A review by pinkmooon
Cerebus by Dave Sim

2.0

I picked up this series through a humble bundle sale. Cerebus was a series I knew through its influence than any direct recommendation. In fact, nobody recommends it. It is the series famous for not being recommended.
It made its impression on me through tvtropes, the website which was closest to being my friend when I was a struggling thirteen year old. Cerebus was famous for two things - 'Cerebus Syndrome' and 'Creator Breakdown.'
It started off as a comedy, and slowly became more dramatic until its comedic elements seemed to disappear entirely. This was appealing to me at thirteen, because this seemed to mirror what life was like.

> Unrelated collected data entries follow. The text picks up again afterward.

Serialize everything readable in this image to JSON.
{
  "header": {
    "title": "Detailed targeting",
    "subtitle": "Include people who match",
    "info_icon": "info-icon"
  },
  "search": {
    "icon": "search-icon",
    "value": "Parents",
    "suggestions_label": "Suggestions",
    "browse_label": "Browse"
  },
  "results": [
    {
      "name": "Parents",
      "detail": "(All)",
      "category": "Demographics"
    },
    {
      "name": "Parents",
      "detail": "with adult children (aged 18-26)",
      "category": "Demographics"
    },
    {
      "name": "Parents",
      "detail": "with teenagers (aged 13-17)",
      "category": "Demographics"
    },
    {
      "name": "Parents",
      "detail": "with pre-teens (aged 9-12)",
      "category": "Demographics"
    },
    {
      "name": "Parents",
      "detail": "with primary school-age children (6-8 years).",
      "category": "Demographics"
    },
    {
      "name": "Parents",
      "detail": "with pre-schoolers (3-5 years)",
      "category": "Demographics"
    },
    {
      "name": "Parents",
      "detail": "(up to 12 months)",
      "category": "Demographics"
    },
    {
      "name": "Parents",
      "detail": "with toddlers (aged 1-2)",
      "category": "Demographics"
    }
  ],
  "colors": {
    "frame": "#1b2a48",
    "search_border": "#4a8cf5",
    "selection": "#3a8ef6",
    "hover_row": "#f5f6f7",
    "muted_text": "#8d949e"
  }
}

Its writer began to divert himself from the 'story' to share his mystic and esoteric religious beliefs. Cool. He also began going on rants about how women are spiritually and morally inferior to men, and other such delightful misogynies that is a lot less quirky in 2024 than in the 80s or whereever.

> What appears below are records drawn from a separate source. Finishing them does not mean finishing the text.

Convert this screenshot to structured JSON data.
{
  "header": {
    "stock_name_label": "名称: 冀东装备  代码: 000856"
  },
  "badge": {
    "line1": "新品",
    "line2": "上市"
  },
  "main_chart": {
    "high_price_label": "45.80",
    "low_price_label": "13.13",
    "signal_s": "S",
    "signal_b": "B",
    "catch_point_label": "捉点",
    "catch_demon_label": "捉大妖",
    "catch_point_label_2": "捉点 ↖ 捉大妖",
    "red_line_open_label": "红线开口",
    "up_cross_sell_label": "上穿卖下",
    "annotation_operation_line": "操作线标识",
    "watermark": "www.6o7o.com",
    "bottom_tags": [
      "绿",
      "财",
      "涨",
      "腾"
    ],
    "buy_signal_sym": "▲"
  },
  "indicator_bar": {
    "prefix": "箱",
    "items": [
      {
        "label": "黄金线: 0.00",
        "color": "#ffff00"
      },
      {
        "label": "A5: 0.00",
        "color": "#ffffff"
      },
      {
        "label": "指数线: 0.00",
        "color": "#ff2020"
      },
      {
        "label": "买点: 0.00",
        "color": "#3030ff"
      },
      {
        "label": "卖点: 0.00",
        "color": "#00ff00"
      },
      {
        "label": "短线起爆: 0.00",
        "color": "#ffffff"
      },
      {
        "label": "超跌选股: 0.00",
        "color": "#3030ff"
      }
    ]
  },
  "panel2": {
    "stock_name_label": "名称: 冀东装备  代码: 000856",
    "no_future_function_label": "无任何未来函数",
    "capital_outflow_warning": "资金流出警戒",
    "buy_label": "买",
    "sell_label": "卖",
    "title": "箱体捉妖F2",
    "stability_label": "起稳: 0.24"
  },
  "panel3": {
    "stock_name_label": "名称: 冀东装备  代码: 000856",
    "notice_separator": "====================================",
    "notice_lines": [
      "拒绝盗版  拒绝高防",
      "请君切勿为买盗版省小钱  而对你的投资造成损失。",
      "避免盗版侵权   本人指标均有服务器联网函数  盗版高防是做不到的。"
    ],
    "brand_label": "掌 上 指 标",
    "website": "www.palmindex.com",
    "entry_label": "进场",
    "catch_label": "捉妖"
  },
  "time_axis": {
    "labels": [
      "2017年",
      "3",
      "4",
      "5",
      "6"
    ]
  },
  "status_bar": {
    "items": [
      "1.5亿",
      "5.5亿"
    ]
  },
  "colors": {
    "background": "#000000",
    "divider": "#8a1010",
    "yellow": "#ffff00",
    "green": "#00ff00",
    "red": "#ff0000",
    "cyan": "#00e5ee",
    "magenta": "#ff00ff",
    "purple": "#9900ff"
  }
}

(This is also why I have The Cantos on my shelf, mostly unread.)

For some reason or another, perhaps to put this lingering influence of an adolescent perception of maturity to rest, I picked up this series. So far, so mediocre. This volume covers the early comics, where the story is still ostensibly a parody of 'classic' sword-and-sorcery fantasy...a genre that basically only exists in parody now. I have no connection to Conan or Red Sonja or 1st edition DnD. It's all like Star Trek to me—it's got the nerd stink that never washes off, despite how mainstream nerd shit is now. So although I like the art and find aspects of the general vibe amusing, it's not a funny story at all, and is so far, completely inessential. Luckily, I'm more interested in reading it 'when it gets bad', than when it won its acclaim, so I'll keep going.